M. et Mme Vallotton sont en relations personnelles avec M. le Baron de Weizsäcker, qui est très lié avec le frère de Madame Vallotton. De passage à Berlin, M. et Mme Vallotton lui ont rendu une visite personnelle, pour lui exprimer leur vive sympathie à l’occasion du décès de son fils, jeune officier tombé en Pologne le premier jour de la campagne.
Cet entretien à bâtons rompus a touché certains points importants que M. Vallotton a considéré comme de son devoir de consigner d’une manière aussi exacte que possible à l’intention du Conseil fédéral et du Général. Ce, à titre confidentiel.
- M. de W. exprime son chagrin du décès de M. Motta, doyen des Ministres des Affaires Etrangères. Il regrette une fois de plus que la presse suisse se mêle constamment des affaires de l’Allemagne pour lui donner du «Lektionen». Il a lu avec plaisir l’appel du Général Guisan sur la réserve à observer (cet appel est reproduit dans un grand journal allemand que M. de W. avait sur sa table).
- Me Vallotton rappelle que la presse suisse est absolument indépendante, qu’elle ne se fait pas défaut de critiquer vertement les membres du Gouvernement eux-mêmes, les partis, les hommes politiques.
- M. de W.: Oui, mais ce sont là choses d’ordre intérieur. Les attaques contre l’Allemagne sont d’ordre extérieur. Pourquoi le faire? Pourquoi ne pas les laisser de côté? L’Allemagne n’a pourtant aucune intention désagréable à l’égard de la Suisse.

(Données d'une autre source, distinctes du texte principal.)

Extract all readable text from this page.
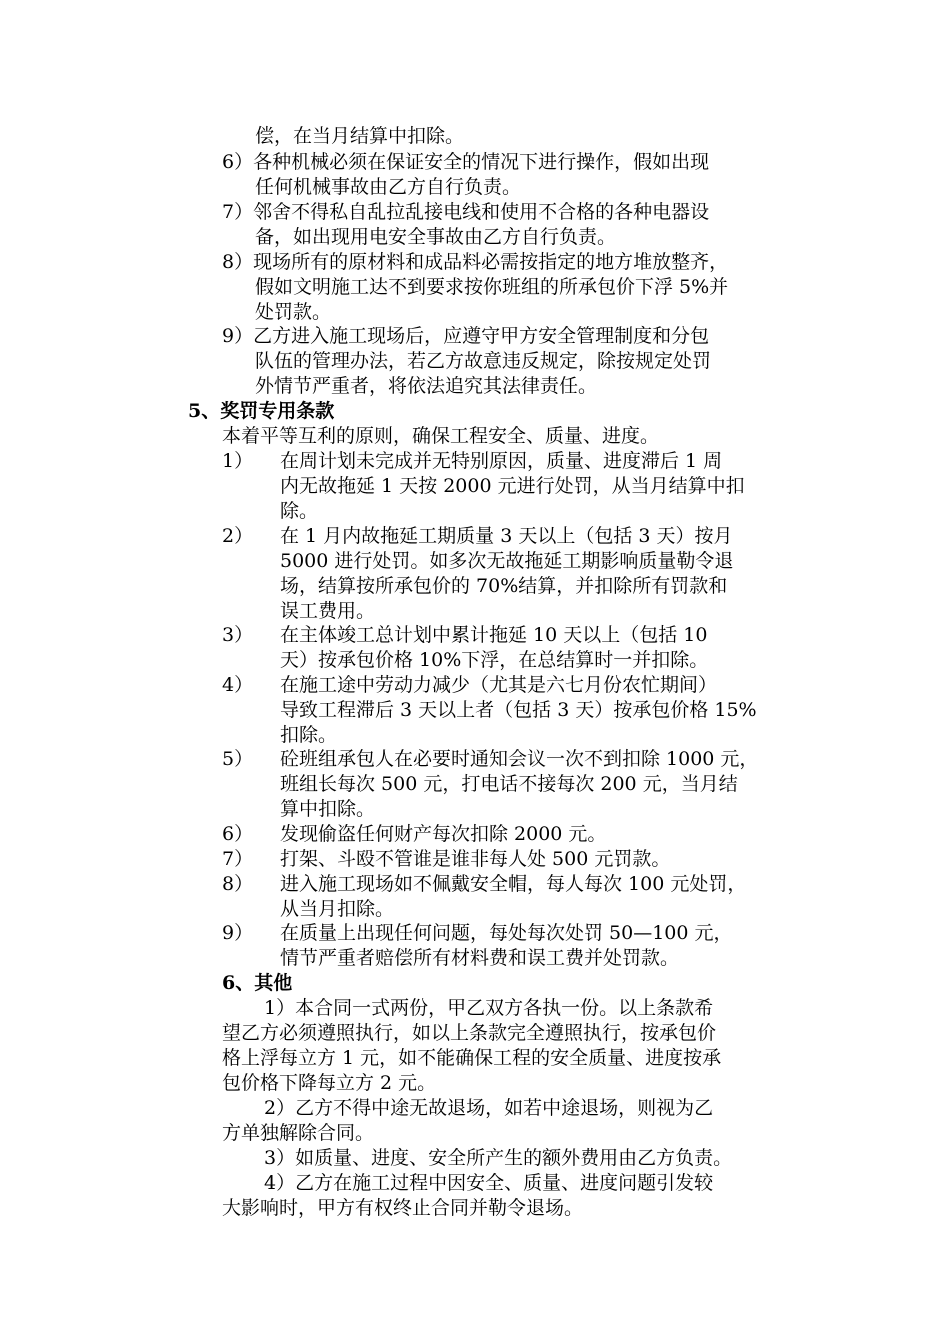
偿，在当月结算中扣除。
6）各种机械必须在保证安全的情况下进行操作，假如出现
任何机械事故由乙方自行负责。
7）邻舍不得私自乱拉乱接电线和使用不合格的各种电器设
备，如出现用电安全事故由乙方自行负责。
8）现场所有的原材料和成品料必需按指定的地方堆放整齐，
假如文明施工达不到要求按你班组的所承包价下浮 5%并
处罚款。
9）乙方进入施工现场后，应遵守甲方安全管理制度和分包
队伍的管理办法，若乙方故意违反规定，除按规定处罚
外情节严重者，将依法追究其法律责任。
5、奖罚专用条款
本着平等互利的原则，确保工程安全、质量、进度。
1） 在周计划未完成并无特别原因，质量、进度滞后 1 周
内无故拖延 1 天按 2000 元进行处罚，从当月结算中扣
除。
2） 在 1 月内故拖延工期质量 3 天以上（包括 3 天）按月
5000 进行处罚。如多次无故拖延工期影响质量勒令退
场，结算按所承包价的 70%结算，并扣除所有罚款和
误工费用。
3） 在主体竣工总计划中累计拖延 10 天以上（包括 10
天）按承包价格 10%下浮，在总结算时一并扣除。
4） 在施工途中劳动力减少（尤其是六七月份农忙期间）
导致工程滞后 3 天以上者（包括 3 天）按承包价格 15%
扣除。
5） 砼班组承包人在必要时通知会议一次不到扣除 1000 元，
班组长每次 500 元，打电话不接每次 200 元，当月结
算中扣除。
6） 发现偷盗任何财产每次扣除 2000 元。
7） 打架、斗殴不管谁是谁非每人处 500 元罚款。
8） 进入施工现场如不佩戴安全帽，每人每次 100 元处罚，
从当月扣除。
9） 在质量上出现任何问题，每处每次处罚 50—100 元，
情节严重者赔偿所有材料费和误工费并处罚款。
6、其他
1）本合同一式两份，甲乙双方各执一份。以上条款希
望乙方必须遵照执行，如以上条款完全遵照执行，按承包价
格上浮每立方 1 元，如不能确保工程的安全质量、进度按承
包价格下降每立方 2 元。
2）乙方不得中途无故退场，如若中途退场，则视为乙
方单独解除合同。
3）如质量、进度、安全所产生的额外费用由乙方负责。
4）乙方在施工过程中因安全、质量、进度问题引发较
大影响时，甲方有权终止合同并勒令退场。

- Me V.: Je n’en ai jamais douté. Mais je suis heureux de vous l’entendre dire.
- M. de W.: Y a-t-il vraiment en Suisse des personnes qui croient que l’Allemagne veut attaquer votre pays?

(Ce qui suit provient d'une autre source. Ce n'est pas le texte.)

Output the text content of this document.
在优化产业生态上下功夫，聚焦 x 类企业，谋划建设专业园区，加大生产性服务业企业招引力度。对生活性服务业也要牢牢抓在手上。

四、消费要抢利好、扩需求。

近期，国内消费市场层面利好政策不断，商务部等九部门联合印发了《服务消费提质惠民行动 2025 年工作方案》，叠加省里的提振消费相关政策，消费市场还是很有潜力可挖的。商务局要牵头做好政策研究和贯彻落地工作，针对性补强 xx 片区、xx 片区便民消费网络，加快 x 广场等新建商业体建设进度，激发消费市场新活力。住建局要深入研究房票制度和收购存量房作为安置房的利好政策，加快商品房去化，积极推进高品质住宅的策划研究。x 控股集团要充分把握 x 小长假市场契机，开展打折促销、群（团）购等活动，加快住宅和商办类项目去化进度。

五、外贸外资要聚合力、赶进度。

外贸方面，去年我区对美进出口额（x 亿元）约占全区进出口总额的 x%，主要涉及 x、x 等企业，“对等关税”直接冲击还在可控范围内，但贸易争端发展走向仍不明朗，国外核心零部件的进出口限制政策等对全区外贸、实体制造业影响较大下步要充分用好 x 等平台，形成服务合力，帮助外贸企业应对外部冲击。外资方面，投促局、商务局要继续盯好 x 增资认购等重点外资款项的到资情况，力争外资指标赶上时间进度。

- Me Vallotton: Je manquerais à la franchise que je dois à Votre Excellence si je le niais. L’inquiétude s’est manifestée parfois dans certains milieux en Suisse que, suivant les éventualités, l’armée ne cherche à effectuer un mouvement tournant par la Suisse.

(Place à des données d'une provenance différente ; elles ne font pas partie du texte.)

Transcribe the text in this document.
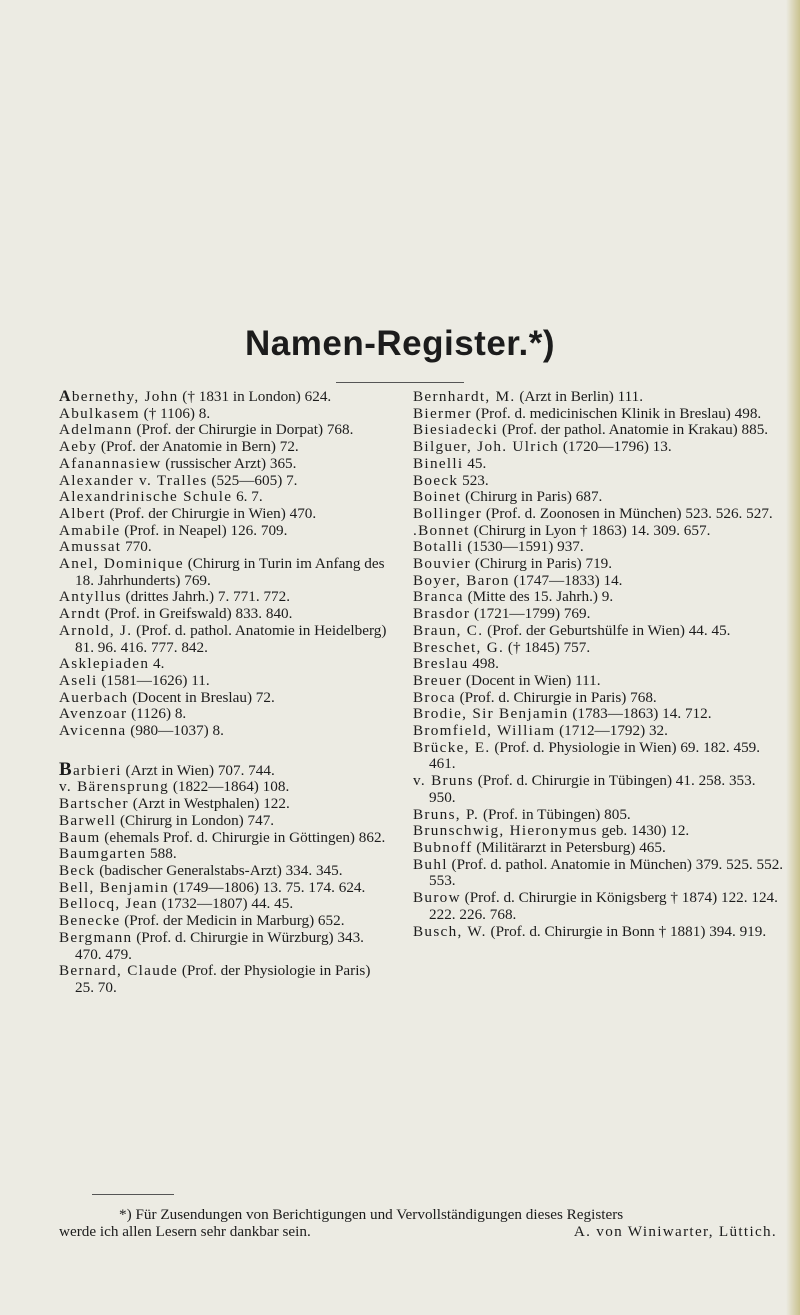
Namen-Register.*)

Abernethy, John († 1831 in London) 624.

Abulkasem († 1106) 8.

Adelmann (Prof. der Chirurgie in Dorpat) 768.

Aeby (Prof. der Anatomie in Bern) 72.

Afanannasiew (russischer Arzt) 365.

Alexander v. Tralles (525—605) 7.

Alexandrinische Schule 6. 7.

Albert (Prof. der Chirurgie in Wien) 470.

Amabile (Prof. in Neapel) 126. 709.

Amussat 770.

Anel, Dominique (Chirurg in Turin im Anfang des 18. Jahrhunderts) 769.

Antyllus (drittes Jahrh.) 7. 771. 772.

Arndt (Prof. in Greifswald) 833. 840.

Arnold, J. (Prof. d. pathol. Anatomie in Heidelberg) 81. 96. 416. 777. 842.

Asklepiaden 4.

Aseli (1581—1626) 11.

Auerbach (Docent in Breslau) 72.

Avenzoar (1126) 8.

Avicenna (980—1037) 8.

Barbieri (Arzt in Wien) 707. 744.

v. Bärensprung (1822—1864) 108.

Bartscher (Arzt in Westphalen) 122.

Barwell (Chirurg in London) 747.

Baum (ehemals Prof. d. Chirurgie in Göttingen) 862.

Baumgarten 588.

Beck (badischer Generalstabs-Arzt) 334. 345.

Bell, Benjamin (1749—1806) 13. 75. 174. 624.

Bellocq, Jean (1732—1807) 44. 45.

Benecke (Prof. der Medicin in Marburg) 652.

Bergmann (Prof. d. Chirurgie in Würzburg) 343. 470. 479.

Bernard, Claude (Prof. der Physiologie in Paris) 25. 70.

Bernhardt, M. (Arzt in Berlin) 111.

Biermer (Prof. d. medicinischen Klinik in Breslau) 498.

Biesiadecki (Prof. der pathol. Anatomie in Krakau) 885.

Bilguer, Joh. Ulrich (1720—1796) 13.

Binelli 45.

Boeck 523.

Boinet (Chirurg in Paris) 687.

Bollinger (Prof. d. Zoonosen in München) 523. 526. 527.

.Bonnet (Chirurg in Lyon † 1863) 14. 309. 657.

Botalli (1530—1591) 937.

Bouvier (Chirurg in Paris) 719.

Boyer, Baron (1747—1833) 14.

Branca (Mitte des 15. Jahrh.) 9.

Brasdor (1721—1799) 769.

Braun, C. (Prof. der Geburtshülfe in Wien) 44. 45.

Breschet, G. († 1845) 757.

Breslau 498.

Breuer (Docent in Wien) 111.

Broca (Prof. d. Chirurgie in Paris) 768.

Brodie, Sir Benjamin (1783—1863) 14. 712.

Bromfield, William (1712—1792) 32.

Brücke, E. (Prof. d. Physiologie in Wien) 69. 182. 459. 461.

v. Bruns (Prof. d. Chirurgie in Tübingen) 41. 258. 353. 950.

Bruns, P. (Prof. in Tübingen) 805.

Brunschwig, Hieronymus geb. 1430) 12.

Bubnoff (Militärarzt in Petersburg) 465.

Buhl (Prof. d. pathol. Anatomie in München) 379. 525. 552. 553.

Burow (Prof. d. Chirurgie in Königsberg † 1874) 122. 124. 222. 226. 768.

Busch, W. (Prof. d. Chirurgie in Bonn † 1881) 394. 919.

*) Für Zusendungen von Berichtigungen und Vervollständigungen dieses Registers
werde ich allen Lesern sehr dankbar sein.	A. von Winiwarter, Lüttich.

- M. de W. (qui sourit): Mais cela n’existe pas! Nous avons plusieurs raisons sérieuses pour laisser intacte la Suisse. Raisons économiques. Raisons militaires aussi. Je ne suis pas un soldat mais l’armée m’a toujours dit que l’Allemagne avait un intérêt manifeste à ce que l’armée suisse prolonge notre aile gauche. Et pourquoi passer par la Suisse? Votre armée est solide, nous le savons. Pour tourner la France de ce côté? Mais nous savons que ce n’est pas possible. Et il y a aussi des raisons d’ordre politique: l’Allemagne a tout intérêt à ce que les Etats neutres restent neutres partout où cela est possible.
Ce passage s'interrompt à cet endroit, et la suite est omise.